Advogado e Professor.
No dia 07/02, deste ano, escrevi sobre a matéria acima epigrafada, posto que na oportunidade o Superior Tribunal de Justiça, no julgamento do recurso especial sob número 2004210/SP, relator Ministro João Otávio de Noronha, assentou a seguinte ementa:
“RECURSOS ESPECIAIS. PREVIDÊNCIA PRIVADA COMPLEMENTAR. VGBL.
ENTIDADE ABERTA. NATUREZA JURÍDICA MULTIFACETADA. SEGURO
PREVIDENCIÁRIO. REGRA. INVESTIMENTO OU APLICAÇÃO FINANCEIRA.
SITUAÇÃO EXCEPCIONAL. COLAÇÃO DE VALOR AO INVENTÁRIO. HERANÇA.
1. Os planos de previdência privada complementar aberta, operados por seguradoras autorizadas pela Susep, dos quais o VGBL é um exemplo, têm natureza jurídica multifacetada porque, tratando-se de regime de capitalização no qual cabe ao investidor, com ampla liberdade e flexibilidade, deliberar sobre os valores de contribuição, depósitos adicionais, resgates antecipados ou parceladamente até o fim da vida, ora se assemelham a seguro previdenciário adicional, ora se assemelham a investimento ou aplicação financeira (Terceira Turma, REsp n. 1.726.577/SP).
2. A natureza securitária e previdenciária complementar desses contratos é a regra e se evidencia quando o investidor passa a receber, a partir de determinada data futura e em prestações periódicas, os valores que acumulou ao longo da vida, como forma de complementação do valor recebido da previdência pública e com o propósito de manter determinado padrão de vida (Terceira Turma, REsp n. 1.726.577/SP).
3. No período que antecede a percepção dos valores, ou seja, durante as contribuições e formação do patrimônio, com múltiplas possibilidades de depósitos, de aportes diferenciados e de retiradas, inclusive antecipadas, em casos excepcionais, pode ficar caracterizada situação de investimento, equiparando-se o VGBL a aplicações financeiras (Terceira Turma, REsp n. 1.726.577/SP).
4. Na hipótese excepcional em que ficar evidenciada a condição de investimento, os bens integram o patrimônio do de cujus devem ser trazidos à colação no inventário, como herança, devendo ainda ser objeto da partilha, desde que antes da conversão em renda e pensionamento do titular.
5. Circunstâncias como idade e condição de saúde do titular de VGBL e uso de valores decorrentes de venda do único imóvel do casal evidenciam a excepcionalidade da situação e indicam a condição de investimento.
6. Recursos especiais conhecidos e desprovidos.

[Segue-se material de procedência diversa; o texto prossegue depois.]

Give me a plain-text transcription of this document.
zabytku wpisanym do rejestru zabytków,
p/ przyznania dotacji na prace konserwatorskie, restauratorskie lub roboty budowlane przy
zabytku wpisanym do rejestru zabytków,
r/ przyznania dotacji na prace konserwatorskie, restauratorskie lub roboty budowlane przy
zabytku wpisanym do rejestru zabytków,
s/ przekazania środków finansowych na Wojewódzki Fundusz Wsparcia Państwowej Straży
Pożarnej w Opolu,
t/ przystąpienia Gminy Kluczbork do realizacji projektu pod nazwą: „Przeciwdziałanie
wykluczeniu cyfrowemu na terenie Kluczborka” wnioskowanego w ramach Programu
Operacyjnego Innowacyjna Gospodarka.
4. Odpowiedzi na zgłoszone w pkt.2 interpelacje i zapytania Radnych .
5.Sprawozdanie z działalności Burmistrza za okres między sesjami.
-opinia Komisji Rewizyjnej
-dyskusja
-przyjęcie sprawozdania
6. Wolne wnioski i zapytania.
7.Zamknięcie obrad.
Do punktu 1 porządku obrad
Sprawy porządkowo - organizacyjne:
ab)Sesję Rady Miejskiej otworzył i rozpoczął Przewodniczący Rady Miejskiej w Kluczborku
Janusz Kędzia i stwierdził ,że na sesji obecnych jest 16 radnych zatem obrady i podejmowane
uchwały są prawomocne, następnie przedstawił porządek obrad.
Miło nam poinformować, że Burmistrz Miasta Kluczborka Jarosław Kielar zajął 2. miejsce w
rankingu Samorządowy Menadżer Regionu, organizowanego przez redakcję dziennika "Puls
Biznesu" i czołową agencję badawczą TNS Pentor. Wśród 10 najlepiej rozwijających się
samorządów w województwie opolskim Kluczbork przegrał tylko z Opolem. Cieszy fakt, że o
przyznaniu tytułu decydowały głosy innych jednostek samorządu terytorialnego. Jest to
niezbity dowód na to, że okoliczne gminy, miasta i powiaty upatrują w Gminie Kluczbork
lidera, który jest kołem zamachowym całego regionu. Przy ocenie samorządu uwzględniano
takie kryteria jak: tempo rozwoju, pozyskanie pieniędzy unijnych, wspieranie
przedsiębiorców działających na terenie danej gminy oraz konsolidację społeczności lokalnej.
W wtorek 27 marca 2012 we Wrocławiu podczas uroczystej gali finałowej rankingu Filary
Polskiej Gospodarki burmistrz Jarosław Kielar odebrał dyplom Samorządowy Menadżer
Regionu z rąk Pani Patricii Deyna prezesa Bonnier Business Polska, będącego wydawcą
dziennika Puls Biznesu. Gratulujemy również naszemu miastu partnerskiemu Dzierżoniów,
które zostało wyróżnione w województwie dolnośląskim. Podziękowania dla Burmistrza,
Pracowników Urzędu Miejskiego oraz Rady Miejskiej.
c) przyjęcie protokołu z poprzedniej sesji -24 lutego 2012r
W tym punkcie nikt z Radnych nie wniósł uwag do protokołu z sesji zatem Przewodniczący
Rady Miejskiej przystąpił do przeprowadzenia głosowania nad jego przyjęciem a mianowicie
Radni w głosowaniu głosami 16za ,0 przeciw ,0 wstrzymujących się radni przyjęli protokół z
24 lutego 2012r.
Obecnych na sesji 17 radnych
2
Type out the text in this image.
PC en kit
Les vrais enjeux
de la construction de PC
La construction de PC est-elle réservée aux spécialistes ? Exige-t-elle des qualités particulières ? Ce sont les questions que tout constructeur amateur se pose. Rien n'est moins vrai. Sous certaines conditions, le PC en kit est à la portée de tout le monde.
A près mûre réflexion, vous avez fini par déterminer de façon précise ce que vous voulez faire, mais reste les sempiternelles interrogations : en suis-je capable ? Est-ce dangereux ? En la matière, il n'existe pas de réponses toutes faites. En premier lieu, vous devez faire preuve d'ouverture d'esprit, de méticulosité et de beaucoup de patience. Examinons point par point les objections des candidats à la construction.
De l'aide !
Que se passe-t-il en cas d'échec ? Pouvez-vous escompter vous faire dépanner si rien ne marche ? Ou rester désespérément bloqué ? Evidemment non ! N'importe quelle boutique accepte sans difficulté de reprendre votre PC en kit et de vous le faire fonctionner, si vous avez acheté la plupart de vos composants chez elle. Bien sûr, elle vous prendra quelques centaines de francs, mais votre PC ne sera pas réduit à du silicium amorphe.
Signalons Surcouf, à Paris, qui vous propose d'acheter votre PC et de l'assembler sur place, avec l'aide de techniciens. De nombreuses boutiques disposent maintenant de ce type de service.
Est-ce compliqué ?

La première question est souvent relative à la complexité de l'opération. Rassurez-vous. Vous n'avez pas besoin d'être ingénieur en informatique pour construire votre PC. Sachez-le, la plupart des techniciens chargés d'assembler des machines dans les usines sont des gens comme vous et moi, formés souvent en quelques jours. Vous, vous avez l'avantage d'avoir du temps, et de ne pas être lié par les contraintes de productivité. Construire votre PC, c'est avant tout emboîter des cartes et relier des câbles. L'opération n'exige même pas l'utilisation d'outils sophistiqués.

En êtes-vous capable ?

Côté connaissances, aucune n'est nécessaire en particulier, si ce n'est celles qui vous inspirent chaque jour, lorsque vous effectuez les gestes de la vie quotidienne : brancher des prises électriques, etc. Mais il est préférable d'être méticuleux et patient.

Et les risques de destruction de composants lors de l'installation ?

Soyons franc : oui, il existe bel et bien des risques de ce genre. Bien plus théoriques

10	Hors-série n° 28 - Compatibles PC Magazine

Grifo meu.
Pois bem. Dando continuidade àquela manifestação em que lancei a primeira parte deste ensaio, a Superintendência de Seguros Privados (Susep) informou que o Conselho Nacional de Seguros Privados (CNSP) publicou as Resoluções nº 463/2024 e 464/2024, que fixam os novos marcos regulatórios referentes às regras de funcionamento e os critérios para operação da cobertura por sobrevivência oferecida em plano de previdência complementar aberta e de seguro de pessoas.
No concernente a previdência complementar relacionada aos produtos PGBL e VGBL, se considera como objetivo?principal tornar os produtos de previdência complementar aberta e seguro de pessoas mais atuais com a normatividade de ordem ordinária, de sorte a atender com mais eficiência às necessidades dos consumidores, criando, destarte, condições mais favoráveis à formação de poupança previdenciária no país e à ampliação da eficiência e da competitividade no segmento. É o que se colhe mutatis, mutandi, no Informativo do órgão fiscalizador.
As sobreditas resoluções exaradas pelo órgão máximo do seguro, na competência atribuída pela lei regente de fixar diretrizes e normas da política de seguros[1] têm ela sua vigência imediata, disciplinando dispositivos que objetivam manter a higidez deste segmento, preservando a sua natureza tipicamente de incentivo à formação de poupança previdenciária.
No setor da transparência do setor fiscalizador, as normas teriam passado por consulta pública trazendo avanços e aperfeiçoamentos relevantes para o desenvolvimento do mercado de previdência complementar aberta e seguro de pessoas, que atualmente conta com o montante de cerca de R$ 1,4 trilhão de reais de poupança. [2]
Ao se manifestar sobre a edição das Resoluções acima sublinhadas, o atual Superintende da Susep afirmou “trata-se de um redesenho do mercado de previdência complementar e seguro de pessoas que deve impulsioná-lo para um desempenho ainda melhor: “são normas que fomentam a concorrência e dão maior poder de decisão para o consumidor ao longo do tempo.” Octaviani ressalta, ainda, que as normas trazem mais qualidade de informação: “o consumidor passa a ter a riqueza informacional do que de fato está contratando, além de possuir maior poder sobre suas decisões econômicas, com diversas opções de escolhas ao longo do tempo.”[3]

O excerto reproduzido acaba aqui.